The book’s conclusion addresses PR’s ongoing transformation into a tourist destination and the resulting impact on poor and working-class communities. Jiménez discusses US v. Vaello Madero (2022), where SCOTUS reaffirmed PR’s colonial status and subordination to Congress’s plenary powers. Jiménez challenges Justice Gorsuch’s view that overruling the Insular Cases would resolve PR’s legal and colonial condition, arguing that doing so would not dismantle the colonial legal structures underpinning US imperialism. Ultimately, for PR to have a future, the US empire must end.
Jiménez introduces the critical concept of the American state of exception, highlighting how race has been central to shaping this legal framework within US colonial governance. While other scholars have explored the intersection of race and exceptionality, Jiménez emphasizes the constitutional dimensions of race in the US. However, the concept could have been more thoroughly developed, particularly in dialogue with existing scholarship (Atiles Reference Atiles2016; Reference Atiles2024; Reynolds Reference Reynolds2017). Although she has explored the American state of exception elsewhere (Jiménez Reference Jiménez2020), in this book it sometimes gets obscured in the broader historical narrative of US empire-building presented in the book. Its absence, especially in Chapter 5 and the Conclusion, is notable, as it could have provided crucial theoretical insight into PR’s ongoing reconfiguration. Nevertheless, the book advances Puerto Rican scholarship by centering race and racialized legal processes in the colonial state of exception.

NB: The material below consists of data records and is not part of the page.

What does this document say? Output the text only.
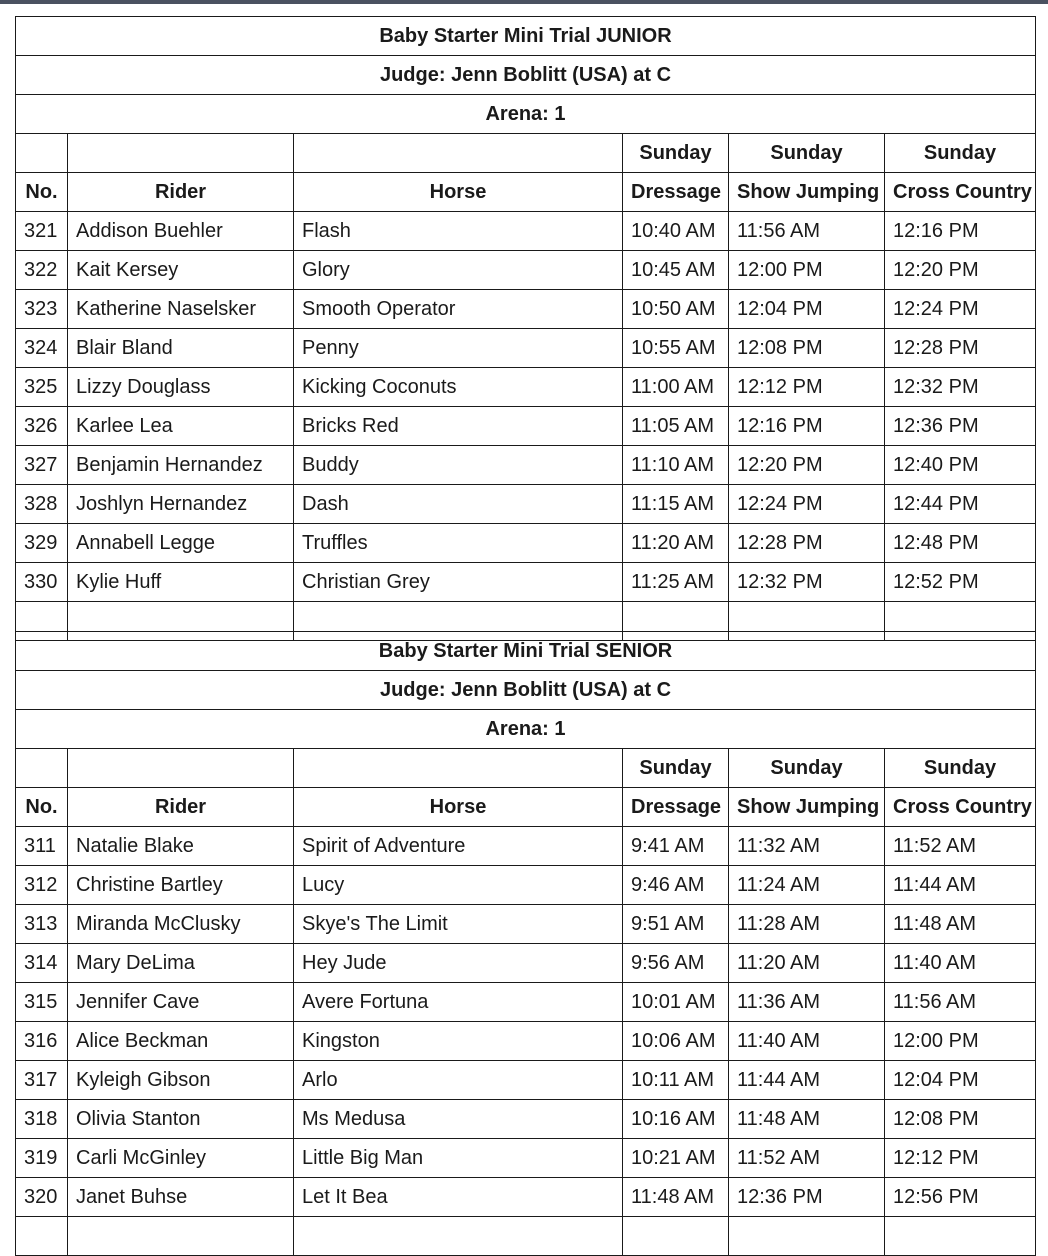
Baby Starter Mini Trial JUNIOR					
Judge: Jenn Boblitt (USA) at C					
Arena: 1					
			Sunday	Sunday	Sunday
No.	Rider	Horse	Dressage	Show Jumping	Cross Country
321	Addison Buehler	Flash	10:40 AM	11:56 AM	12:16 PM
322	Kait Kersey	Glory	10:45 AM	12:00 PM	12:20 PM
323	Katherine Naselsker	Smooth Operator	10:50 AM	12:04 PM	12:24 PM
324	Blair Bland	Penny	10:55 AM	12:08 PM	12:28 PM
325	Lizzy Douglass	Kicking Coconuts	11:00 AM	12:12 PM	12:32 PM
326	Karlee Lea	Bricks Red	11:05 AM	12:16 PM	12:36 PM
327	Benjamin Hernandez	Buddy	11:10 AM	12:20 PM	12:40 PM
328	Joshlyn Hernandez	Dash	11:15 AM	12:24 PM	12:44 PM
329	Annabell Legge	Truffles	11:20 AM	12:28 PM	12:48 PM
330	Kylie Huff	Christian Grey	11:25 AM	12:32 PM	12:52 PM

Baby Starter Mini Trial SENIOR					
Judge: Jenn Boblitt (USA) at C					
Arena: 1					
			Sunday	Sunday	Sunday
No.	Rider	Horse	Dressage	Show Jumping	Cross Country
311	Natalie Blake	Spirit of Adventure	9:41 AM	11:32 AM	11:52 AM
312	Christine Bartley	Lucy	9:46 AM	11:24 AM	11:44 AM
313	Miranda McClusky	Skye's The Limit	9:51 AM	11:28 AM	11:48 AM
314	Mary DeLima	Hey Jude	9:56 AM	11:20 AM	11:40 AM
315	Jennifer Cave	Avere Fortuna	10:01 AM	11:36 AM	11:56 AM
316	Alice Beckman	Kingston	10:06 AM	11:40 AM	12:00 PM
317	Kyleigh Gibson	Arlo	10:11 AM	11:44 AM	12:04 PM
318	Olivia Stanton	Ms Medusa	10:16 AM	11:48 AM	12:08 PM
319	Carli McGinley	Little Big Man	10:21 AM	11:52 AM	12:12 PM
320	Janet Buhse	Let It Bea	11:48 AM	12:36 PM	12:56 PM
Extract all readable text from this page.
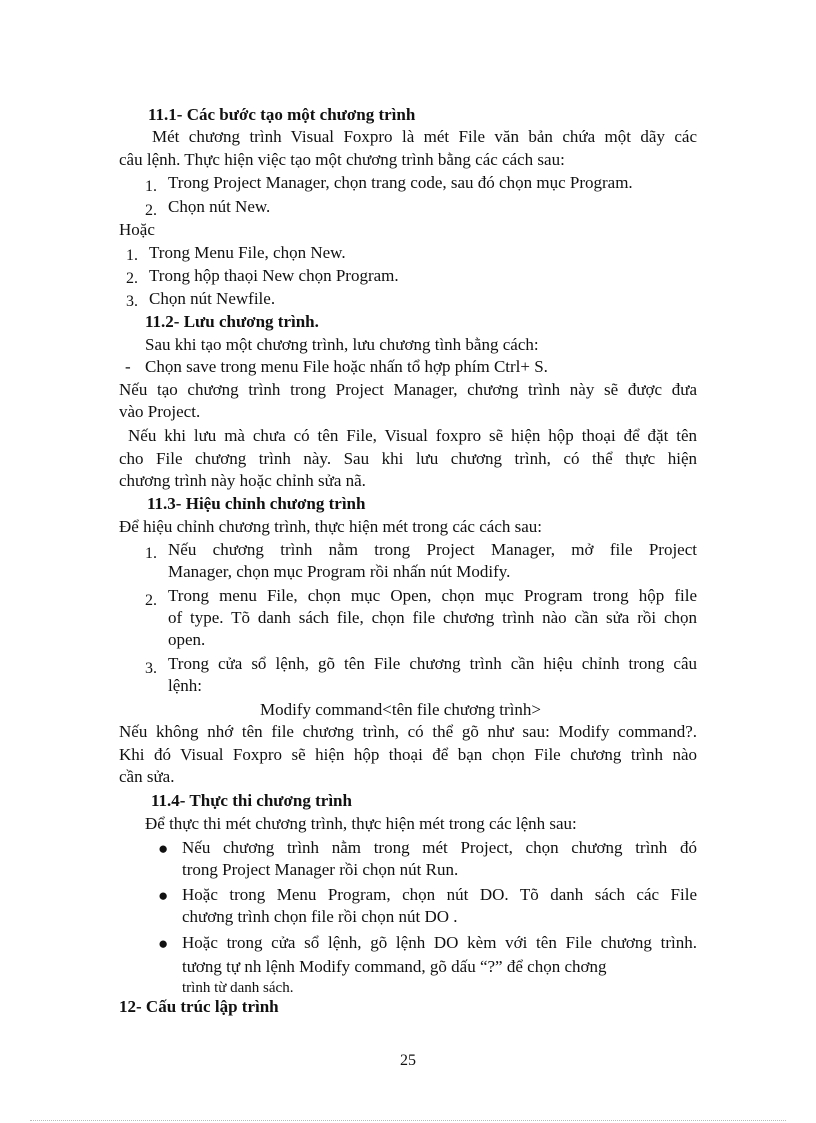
11.1- Các bước tạo một chương trình
Mét chương trình Visual Foxpro là mét File văn bản chứa một dãy các
câu lệnh. Thực hiện việc tạo một chương trình bằng các cách sau:
1. Trong Project Manager, chọn trang code, sau đó chọn mục Program.
2. Chọn nút New.
Hoặc
1. Trong Menu File, chọn New.
2. Trong hộp thaọi New chọn Program.
3. Chọn nút Newfile.
11.2- Lưu chương trình.
Sau khi tạo một chương trình, lưu chương tình bằng cách:
- Chọn save trong menu File hoặc nhấn tổ hợp phím Ctrl+ S.
Nếu tạo chương trình trong Project Manager, chương trình này sẽ được đưa
vào Project.
Nếu khi lưu mà chưa có tên File, Visual foxpro sẽ hiện hộp thoại để đặt tên
cho File chương trình này. Sau khi lưu chương trình, có thể thực hiện
chương trình này hoặc chỉnh sửa nã.
11.3- Hiệu chỉnh chương trình
Để hiệu chỉnh chương trình, thực hiện mét trong các cách sau:
1. Nếu chương trình nằm trong Project Manager, mở file Project
Manager, chọn mục Program rồi nhấn nút Modify.
2. Trong menu File, chọn mục Open, chọn mục Program trong hộp file
of type. Tõ danh sách file, chọn file chương trình nào cần sửa rồi chọn
open.
3. Trong cửa sổ lệnh, gõ tên File chương trình cần hiệu chỉnh trong câu
lệnh:
Modify command<tên file chương trình>
Nếu không nhớ tên file chương trình, có thể gõ như sau: Modify command?.
Khi đó Visual Foxpro sẽ hiện hộp thoại để bạn chọn File chương trình nào
cần sửa.
11.4- Thực thi chương trình
Để thực thi mét chương trình, thực hiện mét trong các lệnh sau:
● Nếu chương trình nằm trong mét Project, chọn chương trình đó
trong Project Manager rồi chọn nút Run.
● Hoặc trong Menu Program, chọn nút DO. Tõ danh sách các File
chương trình chọn file rồi chọn nút DO .
● Hoặc trong cửa sổ lệnh, gõ lệnh DO kèm với tên File chương trình.
tương tự nh lệnh Modify command, gõ dấu “?” để chọn chơng
trình từ danh sách.
12- Cấu trúc lập trình
25
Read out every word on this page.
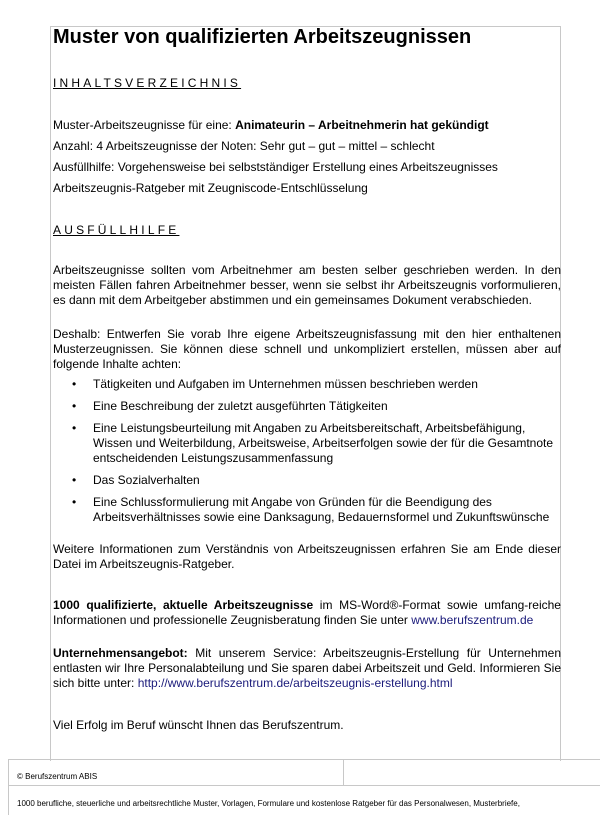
Muster von qualifizierten Arbeitszeugnissen
INHALTSVERZEICHNIS
Muster-Arbeitszeugnisse für eine: Animateurin – Arbeitnehmerin hat gekündigt
Anzahl: 4 Arbeitszeugnisse der Noten: Sehr gut – gut – mittel – schlecht
Ausfüllhilfe: Vorgehensweise bei selbstständiger Erstellung eines Arbeitszeugnisses
Arbeitszeugnis-Ratgeber mit Zeugniscode-Entschlüsselung
AUSFÜLLHILFE
Arbeitszeugnisse sollten vom Arbeitnehmer am besten selber geschrieben werden. In den meisten Fällen fahren Arbeitnehmer besser, wenn sie selbst ihr Arbeitszeugnis vorformulieren, es dann mit dem Arbeitgeber abstimmen und ein gemeinsames Dokument verabschieden.
Deshalb: Entwerfen Sie vorab Ihre eigene Arbeitszeugnisfassung mit den hier enthaltenen Musterzeugnissen. Sie können diese schnell und unkompliziert erstellen, müssen aber auf folgende Inhalte achten:
• Tätigkeiten und Aufgaben im Unternehmen müssen beschrieben werden
• Eine Beschreibung der zuletzt ausgeführten Tätigkeiten
• Eine Leistungsbeurteilung mit Angaben zu Arbeitsbereitschaft, Arbeitsbefähigung, Wissen und Weiterbildung, Arbeitsweise, Arbeitserfolgen sowie der für die Gesamtnote entscheidenden Leistungszusammenfassung
• Das Sozialverhalten
• Eine Schlussformulierung mit Angabe von Gründen für die Beendigung des Arbeitsverhältnisses sowie eine Danksagung, Bedauernsformel und Zukunftswünsche
Weitere Informationen zum Verständnis von Arbeitszeugnissen erfahren Sie am Ende dieser Datei im Arbeitszeugnis-Ratgeber.
1000 qualifizierte, aktuelle Arbeitszeugnisse im MS-Word®-Format sowie umfang-reiche Informationen und professionelle Zeugnisberatung finden Sie unter www.berufszentrum.de
Unternehmensangebot: Mit unserem Service: Arbeitszeugnis-Erstellung für Unternehmen entlasten wir Ihre Personalabteilung und Sie sparen dabei Arbeitszeit und Geld. Informieren Sie sich bitte unter: http://www.berufszentrum.de/arbeitszeugnis-erstellung.html
Viel Erfolg im Beruf wünscht Ihnen das Berufszentrum.
© Berufszentrum ABIS
1000 berufliche, steuerliche und arbeitsrechtliche Muster, Vorlagen, Formulare und kostenlose Ratgeber für das Personalwesen, Musterbriefe,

Making Never-Never Land is a meticulously researched, beautifully written, and deeply personal book that situates PR’s history within the broader context of US empire. It interweaves the legal history of US imperialism with the sociolegal, economic, and political consequences of colonial domination. Through stories of migration, unemployment, displacement, experimentation, and crises, the book illustrates how race and racialized discourses have profoundly shaped the lives of millions. Jiménez masterfully details the history and impact of colonial law in action, while also highlighting the enduring resistance of the Puerto Rican people.